Sobrevivi, mas o fato é que eu não estava sozinho. Nos primeiros anos, contei com ajudas indispensáveis: um primo mais velho, alguns amigos e outros companheiros de jornada. Um desses amigos me deu dicas preciosas sobre como comer sem gastar quase nada. Descíamos a Avenida Brigadeiro Luís Antônio, desde a Paulista até o centro, à Avenida São João, onde seu conhecimento acerca de restaurantes com comida barata era providencial. Comida gordurosa, de péssima qualidade, mas o preço era sempre uma pechincha. O que eu economizava com transporte e comida gastava com livros, essa era a grande jogada, que eu não podia revelar em detalhes aos meus pais.
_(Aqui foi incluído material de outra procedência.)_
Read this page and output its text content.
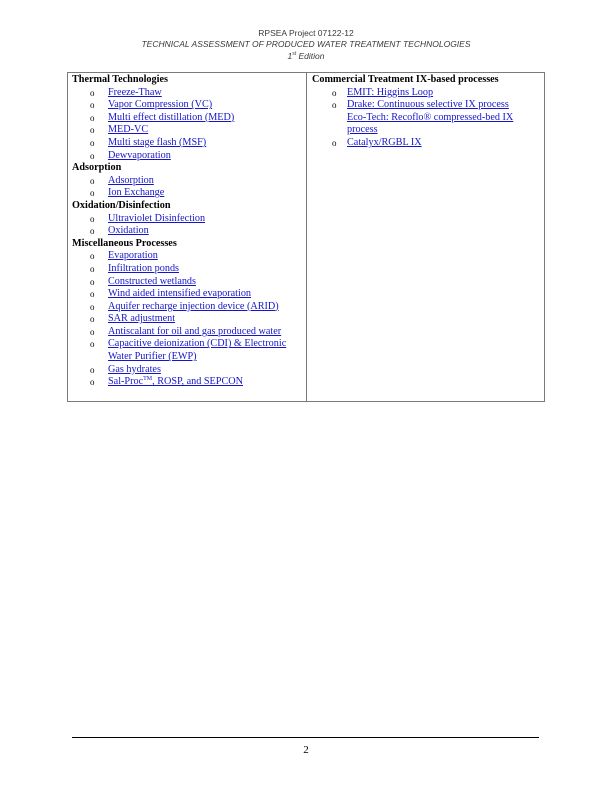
RPSEA Project 07122-12
TECHNICAL ASSESSMENT OF PRODUCED WATER TREATMENT TECHNOLOGIES
1st Edition
Thermal Technologies
o Freeze-Thaw
o Vapor Compression (VC)
o Multi effect distillation (MED)
o MED-VC
o Multi stage flash (MSF)
o Dewvaporation
Adsorption
o Adsorption
o Ion Exchange
Oxidation/Disinfection
o Ultraviolet Disinfection
o Oxidation
Miscellaneous Processes
o Evaporation
o Infiltration ponds
o Constructed wetlands
o Wind aided intensified evaporation
o Aquifer recharge injection device (ARID)
o SAR adjustment
o Antiscalant for oil and gas produced water
o Capacitive deionization (CDI) & Electronic
Water Purifier (EWP)
o Gas hydrates
o Sal-Proc™, ROSP, and SEPCON
Commercial Treatment IX-based processes
o EMIT: Higgins Loop
o Drake: Continuous selective IX process
Eco-Tech: Recoflo® compressed-bed IX
process
o Catalyx/RGBL IX
2
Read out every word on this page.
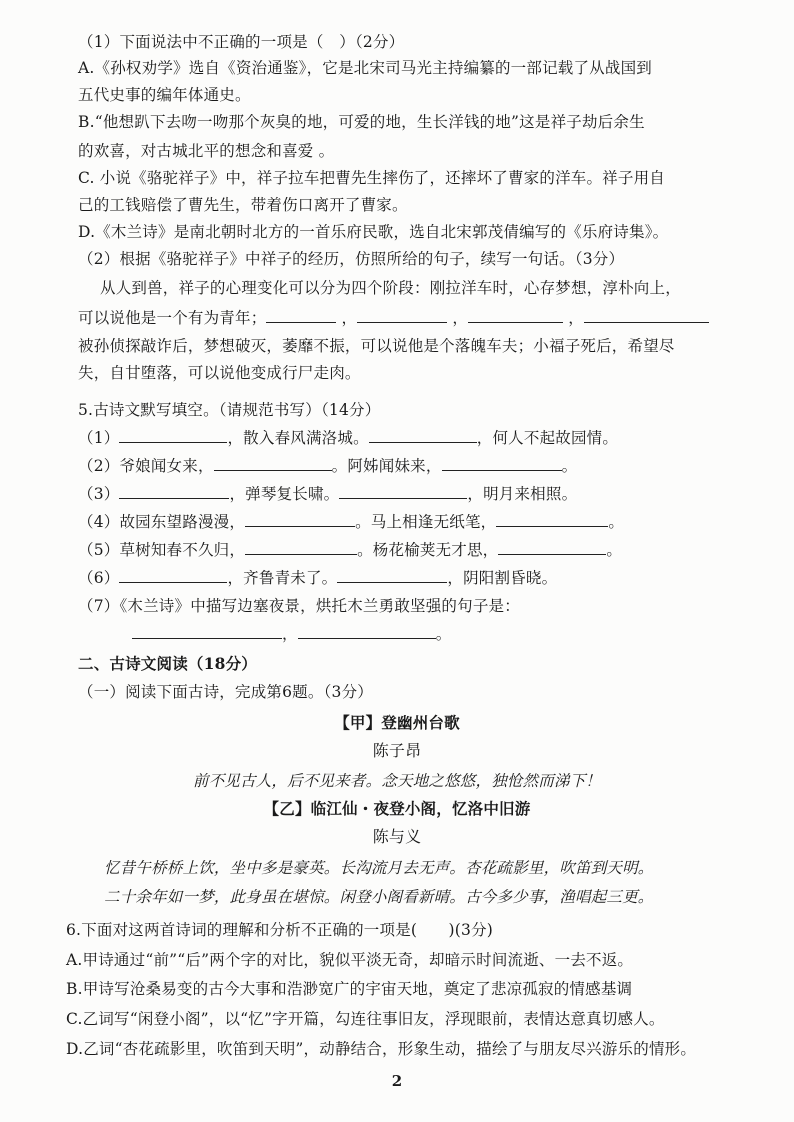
（1）下面说法中不正确的一项是（　）（2分）
A.《孙权劝学》选自《资治通鉴》，它是北宋司马光主持编纂的一部记载了从战国到
五代史事的编年体通史。
B.“他想趴下去吻一吻那个灰臭的地，可爱的地，生长洋钱的地”这是祥子劫后余生
的欢喜，对古城北平的想念和喜爱 。
C. 小说《骆驼祥子》中，祥子拉车把曹先生摔伤了，还摔坏了曹家的洋车。祥子用自
己的工钱赔偿了曹先生，带着伤口离开了曹家。
D.《木兰诗》是南北朝时北方的一首乐府民歌，选自北宋郭茂倩编写的《乐府诗集》。
（2）根据《骆驼祥子》中祥子的经历，仿照所给的句子，续写一句话。（3分）
从人到兽，祥子的心理变化可以分为四个阶段：刚拉洋车时，心存梦想，淳朴向上，
可以说他是一个有为青年；	，	，	，
被孙侦探敲诈后，梦想破灭，萎靡不振，可以说他是个落魄车夫；小福子死后，希望尽
失，自甘堕落，可以说他变成行尸走肉。
5.古诗文默写填空。（请规范书写）（14分）
（1）	，散入春风满洛城。	，何人不起故园情。
（2）爷娘闻女来，	。阿姊闻妹来，	。
（3）	，弹琴复长啸。	，明月来相照。
（4）故园东望路漫漫，	。马上相逢无纸笔，	。
（5）草树知春不久归，	。杨花榆荚无才思，	。
（6）	，齐鲁青未了。	，阴阳割昏晓。
（7）《木兰诗》中描写边塞夜景，烘托木兰勇敢坚强的句子是：
，	。
二、古诗文阅读（18分）
（一）阅读下面古诗，完成第6题。（3分）
【甲】登幽州台歌
陈子昂
前不见古人，后不见来者。念天地之悠悠，独怆然而涕下！
【乙】临江仙・夜登小阁，忆洛中旧游
陈与义
忆昔午桥桥上饮，坐中多是豪英。长沟流月去无声。杏花疏影里，吹笛到天明。
二十余年如一梦，此身虽在堪惊。闲登小阁看新晴。古今多少事，渔唱起三更。
6.下面对这两首诗词的理解和分析不正确的一项是(　　)(3分)
A.甲诗通过“前”“后”两个字的对比，貌似平淡无奇，却暗示时间流逝、一去不返。
B.甲诗写沧桑易变的古今大事和浩渺宽广的宇宙天地，奠定了悲凉孤寂的情感基调
C.乙词写“闲登小阁”，以“忆”字开篇，勾连往事旧友，浮现眼前，表情达意真切感人。
D.乙词“杏花疏影里，吹笛到天明”，动静结合，形象生动，描绘了与朋友尽兴游乐的情形。
2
Quanto à labuta doméstica, tive de me virar. Aprendi que roupa passada era ostentação exagerada. As roupas sujas eu colocava, todas de uma vez, de molho numa bacia, por um ou dois dias, até a sujeira desgrudar. Depois, enxaguava, torcia e pendurava no varal, de onde saíam direto para uso. Minha sorte era a escola não exigir uniforme, qualquer camiseta resolvia bem o assunto. As refeições demandavam pouco dinheiro e muita criatividade: restaurantes ordinários, aproveitar todos os convites e descobrir a imensa variedade de formas de preparo de comida enlatada: feijoada, sardinha, leite condensado, milho e por aí afora.

Mas não eram apenas os dramas cotidianos e os dilemas alimentares que compunham meu repertório. Além de estudar, eu gastava meu tempo com cinema, muitas leituras e lugares novos; eu precisava conhecer territórios e pessoas diferentes. Essas atividades implicavam o uso de códigos apropriados às situações desconhecidas. Matar aulas, perambular à noite pela cidade, garimpar filmes de arte e não ser considerado um adolescente ingênuo exigiam esforços coletivos, meu e dos inúmeros autores dos livros que eu lia avidamente. Sim, eles eram meus companheiros de jornada. Alguns estrangeiros, como Kerouac, Cortázar, Brecht e Hesse, sem contar que tomei conhaque com Hemingway, usei a jaqueta do Jack London e decorei poemas de amor com Neruda. E brasileiros, como os Andrades, o Alcântara Machado, cujos personagens eu identifiquei nas andanças pelo Bixiga, o Luiz Vilela, o Callado, com quem planejei uma viagem ao Xingu, entre tantos outros.

Não fossem esses companheiros, reais e imaginários, eu estaria condenado a ficar em casa varrendo chão e aprendendo a passar roupa. Mas eu queria descobrir e mudar o mundo!